Les Tshokwe (Chokwe ou encore Tchokwé) ont produit de nombreux masques, parmi lesquels des masques en fibres et des masques en bois.

Dans les masques en bois Tshokwe (Chokwé, Tchokwé) on compte Cihongo, masque masculin symbolisant le pouvoir et la richesse, le masque féminin Pwo de l’ancêtre féminin. Ce sont les masques les plus populaires, emprunts de noblesse, leur présence parmi les villageois a un caractère magique et apportent la prospérité et la fécondité.

Pwo, masque féminin Tshokwe (Chokwé, Tchokwé) est habillé comme une femme pour la danse.

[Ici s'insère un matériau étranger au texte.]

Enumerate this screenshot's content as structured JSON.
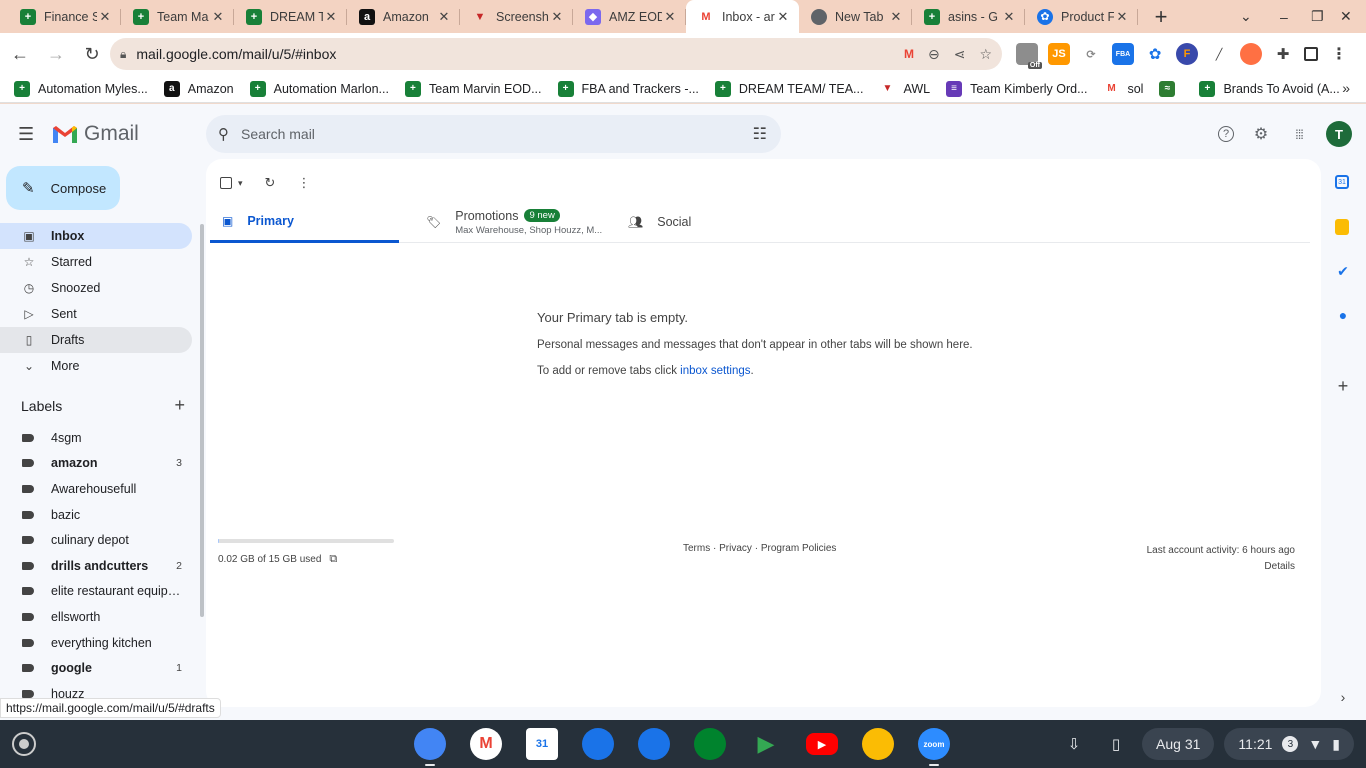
{
  "browser": {
    "tabs": [
      {
        "title": "Finance S",
        "favicon": "sheets-icon"
      },
      {
        "title": "Team Ma",
        "favicon": "sheets-icon"
      },
      {
        "title": "DREAM T",
        "favicon": "sheets-icon"
      },
      {
        "title": "Amazon",
        "favicon": "amazon-icon"
      },
      {
        "title": "Screensh",
        "favicon": "awl-icon"
      },
      {
        "title": "AMZ EOD",
        "favicon": "clickup-icon"
      },
      {
        "title": "Inbox - ar",
        "favicon": "gmail-icon"
      },
      {
        "title": "New Tab",
        "favicon": "chrome-icon"
      },
      {
        "title": "asins - G",
        "favicon": "sheets-icon"
      },
      {
        "title": "Product F",
        "favicon": "product-icon"
      }
    ],
    "active_tab_index": 6,
    "url": "mail.google.com/mail/u/5/#inbox",
    "bookmarks": [
      {
        "label": "Automation Myles...",
        "icon": "sheets-icon"
      },
      {
        "label": "Amazon",
        "icon": "amazon-icon"
      },
      {
        "label": "Automation Marlon...",
        "icon": "sheets-icon"
      },
      {
        "label": "Team Marvin EOD...",
        "icon": "sheets-icon"
      },
      {
        "label": "FBA and Trackers -...",
        "icon": "sheets-icon"
      },
      {
        "label": "DREAM TEAM/ TEA...",
        "icon": "sheets-icon"
      },
      {
        "label": "AWL",
        "icon": "awl-icon"
      },
      {
        "label": "Team Kimberly Ord...",
        "icon": "forms-icon"
      },
      {
        "label": "sol",
        "icon": "gmail-icon"
      },
      {
        "label": "",
        "icon": "helium-icon"
      },
      {
        "label": "Brands To Avoid (A...",
        "icon": "sheets-icon"
      }
    ],
    "status_url": "https://mail.google.com/mail/u/5/#drafts",
    "ext_badge": "Off"
  },
  "gmail": {
    "logo_text": "Gmail",
    "search_placeholder": "Search mail",
    "avatar_initial": "T",
    "compose_label": "Compose",
    "nav": [
      {
        "label": "Inbox",
        "icon": "inbox-icon",
        "state": "active"
      },
      {
        "label": "Starred",
        "icon": "star-icon",
        "state": ""
      },
      {
        "label": "Snoozed",
        "icon": "clock-icon",
        "state": ""
      },
      {
        "label": "Sent",
        "icon": "send-icon",
        "state": ""
      },
      {
        "label": "Drafts",
        "icon": "draft-icon",
        "state": "hover"
      },
      {
        "label": "More",
        "icon": "chevron-down-icon",
        "state": ""
      }
    ],
    "labels_heading": "Labels",
    "labels": [
      {
        "name": "4sgm",
        "count": "",
        "bold": false
      },
      {
        "name": "amazon",
        "count": "3",
        "bold": true
      },
      {
        "name": "Awarehousefull",
        "count": "",
        "bold": false
      },
      {
        "name": "bazic",
        "count": "",
        "bold": false
      },
      {
        "name": "culinary depot",
        "count": "",
        "bold": false
      },
      {
        "name": "drills andcutters",
        "count": "2",
        "bold": true
      },
      {
        "name": "elite restaurant equipm...",
        "count": "",
        "bold": false
      },
      {
        "name": "ellsworth",
        "count": "",
        "bold": false
      },
      {
        "name": "everything kitchen",
        "count": "",
        "bold": false
      },
      {
        "name": "google",
        "count": "1",
        "bold": true
      },
      {
        "name": "houzz",
        "count": "",
        "bold": false
      }
    ],
    "tabs": {
      "primary": "Primary",
      "promotions": "Promotions",
      "promotions_badge": "9 new",
      "promotions_sub": "Max Warehouse, Shop Houzz, M...",
      "social": "Social"
    },
    "empty": {
      "title": "Your Primary tab is empty.",
      "line1": "Personal messages and messages that don't appear in other tabs will be shown here.",
      "line2_prefix": "To add or remove tabs click ",
      "line2_link": "inbox settings",
      "line2_suffix": "."
    },
    "storage": {
      "text": "0.02 GB of 15 GB used",
      "used_fraction": 0.0013
    },
    "footer": {
      "terms": "Terms",
      "privacy": "Privacy",
      "policies": "Program Policies",
      "sep": "·"
    },
    "activity": {
      "text": "Last account activity: 6 hours ago",
      "details": "Details"
    }
  },
  "shelf": {
    "date": "Aug 31",
    "time": "11:21",
    "notification_count": "3",
    "apps": [
      {
        "name": "chrome-icon",
        "color": "#4285f4"
      },
      {
        "name": "gmail-icon",
        "color": "#ffffff"
      },
      {
        "name": "calendar-icon",
        "color": "#1a73e8"
      },
      {
        "name": "files-icon",
        "color": "#1a73e8"
      },
      {
        "name": "messages-icon",
        "color": "#1a73e8"
      },
      {
        "name": "meet-icon",
        "color": "#00832d"
      },
      {
        "name": "play-store-icon",
        "color": "#01875f"
      },
      {
        "name": "youtube-icon",
        "color": "#ff0000"
      },
      {
        "name": "photos-icon",
        "color": "#fbbc04"
      },
      {
        "name": "zoom-icon",
        "color": "#2d8cff"
      }
    ],
    "calendar_day": "31",
    "zoom_label": "zoom"
  },
  "colors": {
    "accent_blue": "#0b57d0",
    "compose_bg": "#c2e7ff",
    "inbox_active_bg": "#d3e3fd",
    "tab_strip": "#f3d3c2"
  }
}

L’homme Tshokwe (Chokwé, Tchokwé) qui porte ce masque fait presque sur place des mouvements délicats, gracieux. Par sa danse Pwo apprend aux femmes les belles manières. Pwo par ailleurs possède un caractère versatile.

Cihongo était traditionnellement porté par un chef Tshokwe (Chokwé, Tchokwé)

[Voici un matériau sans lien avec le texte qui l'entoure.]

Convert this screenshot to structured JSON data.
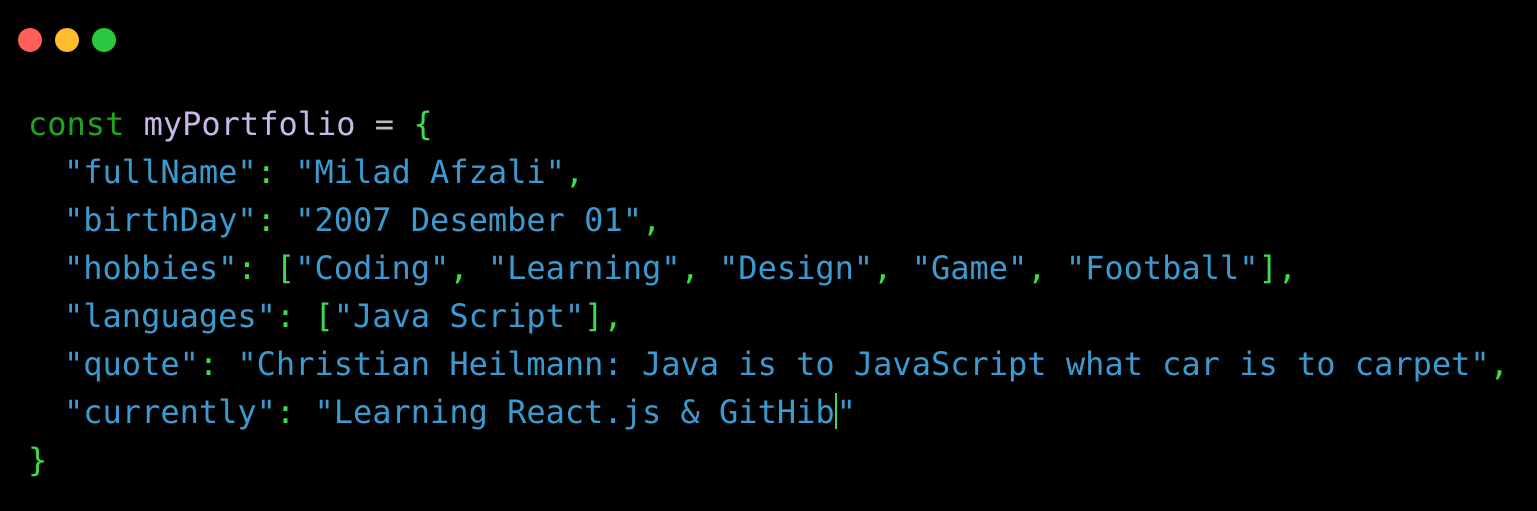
{
  "window": {
    "controls": {
      "close_color": "#ff5f57",
      "minimize_color": "#febc2e",
      "maximize_color": "#28c840"
    }
  },
  "code": {
    "keyword": "const",
    "variable": "myPortfolio",
    "assign": "=",
    "open_brace": "{",
    "close_brace": "}",
    "fields": {
      "fullName_key": "\"fullName\"",
      "fullName_value": "\"Milad Afzali\"",
      "birthDay_key": "\"birthDay\"",
      "birthDay_value": "\"2007 Desember 01\"",
      "hobbies_key": "\"hobbies\"",
      "hobbies_values": [
        "\"Coding\"",
        "\"Learning\"",
        "\"Design\"",
        "\"Game\"",
        "\"Football\""
      ],
      "languages_key": "\"languages\"",
      "languages_values": [
        "\"Java Script\""
      ],
      "quote_key": "\"quote\"",
      "quote_value": "\"Christian Heilmann: Java is to JavaScript what car is to carpet\"",
      "currently_key": "\"currently\"",
      "currently_value_text": "\"Learning React.js & GitHib",
      "currently_value_close": "\""
    },
    "colors": {
      "keyword": "#1ea51e",
      "punctuation": "#3ddc49",
      "string": "#3b9bd0",
      "identifier": "#c8b8e8",
      "caret": "#3ddc49"
    }
  }
}
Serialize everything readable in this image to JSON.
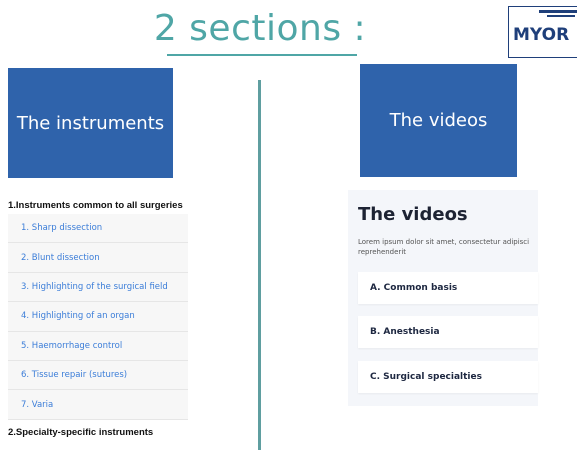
{
  "title": "2 sections :",
  "logo": {
    "text": "MYOR"
  },
  "instruments": {
    "card_label": "The instruments",
    "section1_heading": "1.Instruments common to all surgeries",
    "items": [
      "1. Sharp dissection",
      "2. Blunt dissection",
      "3. Highlighting of the surgical field",
      "4. Highlighting of an organ",
      "5. Haemorrhage control",
      "6. Tissue repair (sutures)",
      "7. Varia"
    ],
    "section2_heading": "2.Specialty-specific instruments"
  },
  "videos": {
    "card_label": "The videos",
    "panel_title": "The videos",
    "description": "Lorem ipsum dolor sit amet, consectetur adipisci reprehenderit",
    "items": [
      "A. Common basis",
      "B. Anesthesia",
      "C. Surgical specialties"
    ]
  }
}
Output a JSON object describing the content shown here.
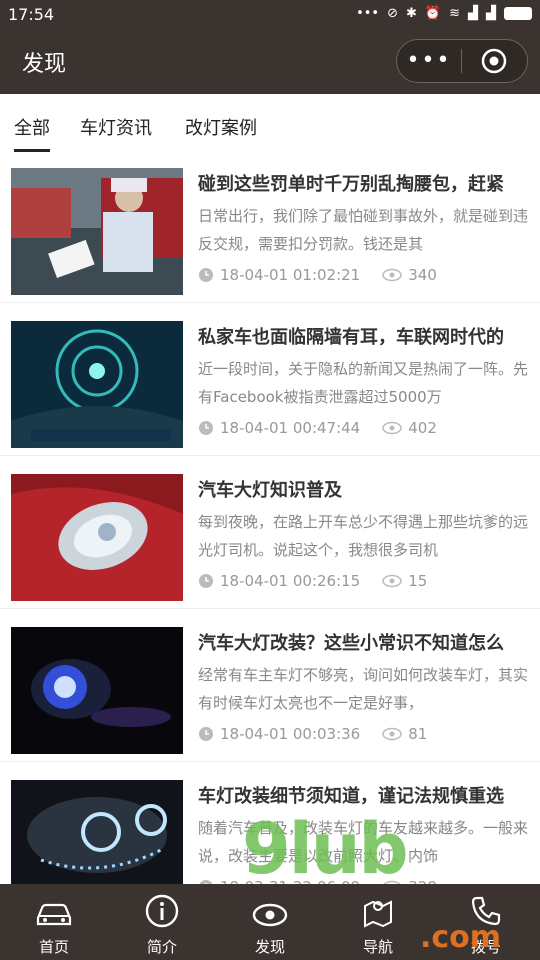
{
  "status": {
    "time": "17:54"
  },
  "header": {
    "title": "发现"
  },
  "tabs": [
    "全部",
    "车灯资讯",
    "改灯案例"
  ],
  "articles": [
    {
      "title": "碰到这些罚单时千万别乱掏腰包，赶紧",
      "desc": "日常出行，我们除了最怕碰到事故外，就是碰到违反交规，需要扣分罚款。钱还是其",
      "date": "18-04-01 01:02:21",
      "views": "340"
    },
    {
      "title": "私家车也面临隔墙有耳，车联网时代的",
      "desc": "近一段时间，关于隐私的新闻又是热闹了一阵。先有Facebook被指责泄露超过5000万",
      "date": "18-04-01 00:47:44",
      "views": "402"
    },
    {
      "title": "汽车大灯知识普及",
      "desc": "每到夜晚，在路上开车总少不得遇上那些坑爹的远光灯司机。说起这个，我想很多司机",
      "date": "18-04-01 00:26:15",
      "views": "15"
    },
    {
      "title": "汽车大灯改装？这些小常识不知道怎么",
      "desc": "经常有车主车灯不够亮，询问如何改装车灯，其实有时候车灯太亮也不一定是好事，",
      "date": "18-04-01 00:03:36",
      "views": "81"
    },
    {
      "title": "车灯改装细节须知道，谨记法规慎重选",
      "desc": "随着汽车普及，改装车灯的车友越来越多。一般来说，改装主要是以改前照大灯、内饰",
      "date": "18-03-31 22:06:09",
      "views": "328"
    }
  ],
  "tabbar": [
    "首页",
    "简介",
    "发现",
    "导航",
    "拨号"
  ],
  "watermark": {
    "main": "9lub",
    "suffix": ".com"
  }
}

Les Tshokwe (Chokwe, Tchokwé) vivent dans un vaste territoire du  nord est de l’Angola, et aussi des zones importantes de la République Démocratique du Congo (Kasaï occidental et sud-ouest du Katanga) et de façon plus dispersée au nord-ouest de la Zambie.

La sculpture traditionnelle et ancienne Tshokwe (Chokwe, Tchokwé) est l’une des plus appréciée de l’afrique centrale.

 

Les masques Tshokwe (Chokwe, Tchokwé)

Les Tshokwe (Chokwe, Tchokwé) ont produit de nombreux masques, la plupart d’entre eux sont peints dans les 3 couleurs de base et réalisés avec des fibres végétales, des morceaux de tissus et de papier:

 

Les masques Tshokwe (Chokwe, Tchokwé) en fibre réalisés à base de résine et d’étoffe d’écorce battue, de fibres végétales, de morceaux de tissus, ils avaient en commun d’être recouverts de peintures symboliques apposées selon des figures signifiantes (ex : le disque solaire représenté par un cercle contenant une croix, un croissant pour la lune, des points pour des étoiles…) :

-        Le blanc est lié au soleil et à l’homme, il évoque la force, la vie, la pureté, la vérité et l’innocence. Il est bénéfique.

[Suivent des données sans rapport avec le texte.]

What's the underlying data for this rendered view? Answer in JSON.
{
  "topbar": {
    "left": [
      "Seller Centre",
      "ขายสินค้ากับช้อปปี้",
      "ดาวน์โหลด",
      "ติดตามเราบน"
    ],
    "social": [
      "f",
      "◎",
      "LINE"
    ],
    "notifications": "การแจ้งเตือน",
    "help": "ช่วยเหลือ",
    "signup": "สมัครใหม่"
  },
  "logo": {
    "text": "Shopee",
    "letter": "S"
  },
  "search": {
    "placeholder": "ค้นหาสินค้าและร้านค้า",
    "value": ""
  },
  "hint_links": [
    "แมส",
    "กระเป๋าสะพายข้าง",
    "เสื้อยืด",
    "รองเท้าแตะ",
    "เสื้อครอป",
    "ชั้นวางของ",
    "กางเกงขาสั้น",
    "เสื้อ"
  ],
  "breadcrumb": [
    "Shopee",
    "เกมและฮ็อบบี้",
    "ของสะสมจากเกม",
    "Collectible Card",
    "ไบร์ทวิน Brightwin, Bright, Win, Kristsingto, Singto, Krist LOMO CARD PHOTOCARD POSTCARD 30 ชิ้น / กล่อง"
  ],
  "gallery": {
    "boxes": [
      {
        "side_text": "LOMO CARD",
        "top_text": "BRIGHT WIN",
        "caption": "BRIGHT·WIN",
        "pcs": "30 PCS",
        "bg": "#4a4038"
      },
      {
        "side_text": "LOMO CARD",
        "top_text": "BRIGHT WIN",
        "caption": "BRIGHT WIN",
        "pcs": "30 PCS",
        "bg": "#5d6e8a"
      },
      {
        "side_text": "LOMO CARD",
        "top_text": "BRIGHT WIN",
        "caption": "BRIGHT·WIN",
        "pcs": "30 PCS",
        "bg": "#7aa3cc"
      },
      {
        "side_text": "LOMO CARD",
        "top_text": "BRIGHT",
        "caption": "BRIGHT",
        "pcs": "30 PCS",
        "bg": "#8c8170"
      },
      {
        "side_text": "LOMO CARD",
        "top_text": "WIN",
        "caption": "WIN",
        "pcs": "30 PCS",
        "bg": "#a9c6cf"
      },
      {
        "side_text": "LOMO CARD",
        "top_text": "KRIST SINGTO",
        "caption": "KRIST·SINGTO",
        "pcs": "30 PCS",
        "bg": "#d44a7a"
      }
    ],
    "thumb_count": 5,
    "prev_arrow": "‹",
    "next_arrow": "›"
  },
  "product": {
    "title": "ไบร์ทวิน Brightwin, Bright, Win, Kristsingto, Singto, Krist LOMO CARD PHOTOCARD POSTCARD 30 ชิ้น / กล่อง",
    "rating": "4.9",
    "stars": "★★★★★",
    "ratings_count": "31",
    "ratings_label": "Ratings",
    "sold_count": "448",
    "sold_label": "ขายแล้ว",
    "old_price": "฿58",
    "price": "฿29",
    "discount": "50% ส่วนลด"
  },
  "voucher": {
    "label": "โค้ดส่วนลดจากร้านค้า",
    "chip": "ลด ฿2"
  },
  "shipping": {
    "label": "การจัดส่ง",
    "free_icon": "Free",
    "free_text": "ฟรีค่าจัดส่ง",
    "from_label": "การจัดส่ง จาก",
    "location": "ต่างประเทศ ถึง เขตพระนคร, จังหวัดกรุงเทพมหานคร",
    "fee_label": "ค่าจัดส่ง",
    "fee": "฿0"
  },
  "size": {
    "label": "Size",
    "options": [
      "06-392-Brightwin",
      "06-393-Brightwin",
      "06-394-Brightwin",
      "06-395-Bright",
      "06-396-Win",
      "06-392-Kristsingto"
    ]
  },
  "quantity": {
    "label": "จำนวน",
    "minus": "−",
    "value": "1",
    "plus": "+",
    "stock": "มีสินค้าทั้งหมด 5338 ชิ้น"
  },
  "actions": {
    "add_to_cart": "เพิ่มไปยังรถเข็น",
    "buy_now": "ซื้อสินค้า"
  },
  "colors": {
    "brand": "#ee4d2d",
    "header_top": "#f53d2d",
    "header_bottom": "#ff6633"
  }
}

-        Le rouge est lié à la lune et à la femme, il évoque la faiblesse, l’impureté, le mal, la maladie. Il est négatif.

-        Le noir représente la sorcellerie, la mort et la nuit.

On distingue dans cette catégorie, le masque sacré Cikungu (ce masque est porté par le souverain lors de son intronisation et représente les ancêtres du chef de terre) qui comporte en plus du bleu d’importation et les masques d’initiations des jeunes garçons. Le masque d’initiation le plus important  est Cikunza qui représente un esprit bien faisant, propice à la fécondité et à la chasse.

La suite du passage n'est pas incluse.